Now, the recipe says "Watch carefully to prevent burning," but that instruction is no help at all. What does one do if one suspects burning artichokes? Turn them over? Also, with the artichokes so tightly crammed into the pot, how the heck can we see under them to tell if they're burning?
The noise only got worse when we added the water.
|This picture may look out of focus, but it's actually a correctly-shot photo of the massive steam eruption from when we dumped in the water. If you doubt me, look to the bottom-left and you will see the sharply-focused rim of the pot.|
The recipe had said to "Cook over high flame," but in hindsight I would say that phrase does not mean to literally turn the stove burner as high as it can go like you're boiling a vat of spaghetti. As the steam cleared, the smells emanating into the kitchen (combined with the water's transformation into black sludge) suggested all that was not right in the pot.
At this point we could have thrown out what smelled like burnt artichokes and regret having carelessly wasted a $2 windfall, but we decided to proceed and hope for the best. After all, the only remaining step was to clap a lid on the pot and wait- so even if this was a failure, it required no further effort.
|Looks like a pot of dry ice, doesn't it?|
At this point, the recipe does what we did on our second-ever post we ever wrote. We're cooking the vegetables by putting a tiny little puddle of water iunder the vegetables and letting the steam rise up and cook everything in the tightly covered pot. So I guess that means our steamed vegetables get an Italian seal of approval? Well, probably not but it is nice to see some sort of support in cookbooks for our culinary daftness. Anyway, let's have a look at what we had done to the artichokes by the end of the recipe!
As aforementioned, the introduction lovingly rhapsodizes about the foods and customs of various Italian holidays. In the little section about the New Year's Day, she practically sings about the roast whole pig served with "crackling-brown carciofi arrostiti."Are our artichokes crackling-brown like they apparently should be?

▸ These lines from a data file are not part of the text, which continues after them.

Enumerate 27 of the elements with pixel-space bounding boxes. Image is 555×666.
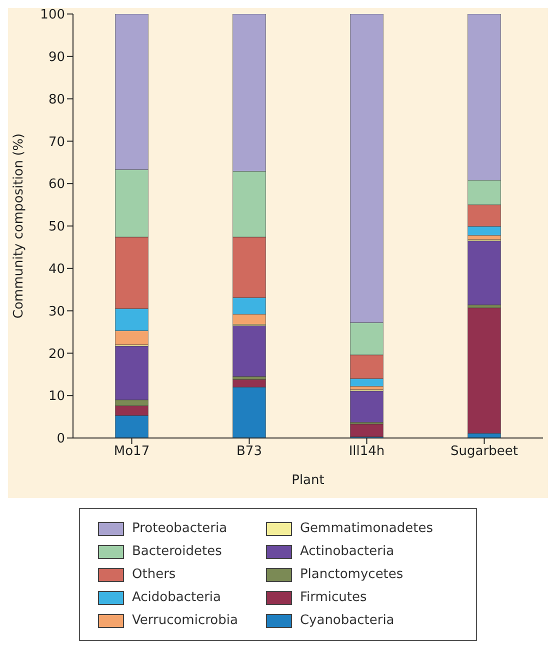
y-tick-label: 20 [48, 346, 65, 362]
x-tick-label: B73 [236, 444, 262, 460]
y-axis-title: Community composition (%) [12, 133, 27, 319]
y-tick-label: 10 [48, 389, 65, 404]
y-tick-label: 80 [48, 92, 65, 108]
y-tick-label: 40 [48, 262, 65, 278]
y-tick-label: 60 [48, 177, 65, 192]
y-tick-label: 100 [40, 8, 65, 23]
legend-label: Gemmatimonadetes [300, 521, 433, 536]
legend-label: Acidobacteria [132, 590, 222, 605]
y-tick-label: 30 [48, 304, 65, 320]
y-tick-label: 50 [48, 220, 65, 235]
x-tick-label: Ill14h [348, 444, 385, 460]
legend-label: Cyanobacteria [300, 613, 394, 628]
x-axis-title: Plant [292, 473, 324, 488]
legend-label: Actinobacteria [300, 544, 394, 559]
legend-label: Others [132, 567, 176, 582]
y-tick-label: 0 [56, 432, 65, 447]
legend-label: Firmicutes [300, 590, 367, 605]
legend-label: Planctomycetes [300, 567, 404, 582]
legend-label: Bacteroidetes [132, 544, 222, 559]
y-tick-label: 70 [48, 134, 65, 150]
x-tick-label: Mo17 [114, 444, 150, 460]
x-tick-label: Sugarbeet [450, 444, 518, 460]
y-tick-label: 90 [48, 50, 65, 66]
legend-label: Proteobacteria [132, 521, 228, 536]
legend-label: Verrucomicrobia [132, 613, 238, 628]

Looks like we failed to follow instructions when they said "watch carefully to prevent burning."
|I'm actually a little impressed at the transformation into near-perfect charcoal.|
Well, we at A Book of Cookrye haven't burnt several brunches' worth of toast without learning how to scrape off your charred failures with a steak knife.
I think this is a lot closer to what the artichokes should have looked like if we'd gotten the recipe right. Sort golden, really toasty, and crispy on the bottom. Imagine if the artichoke heart had that golden-crunchy layer on the bottom instead of the pure-black cinder.
Once you prop the artichoke upright, it looks surprisingly normal. You'd never guess that we attempted a daring new technique on it (if you can call a recipe from a 1948 cookbook new).
As for the taste: fricken amazing! Even though we only put a tiny smidgen of herbs in each leaf, the flavor suffused the artichokes thoroughly. Even the heart had a nice rosemary-oregano-garlic flavor that had seeped its way into it. And the way the leaves were toasted (well, the leaves that remained after we threw away the burnt ones) added a really nice flavor.
However, at the beginning of the recipe when you have only artichokes and hot oil in the pot, you start to smell them burning, add the water and turn down the stove immediately. I don't think the recipe should leave your pot looking like this.
In full disclosure, I should note that this recipe left the pot with apparently-permanent stains that defied scouring. But that's probably a natural result of turning your food into charcoal.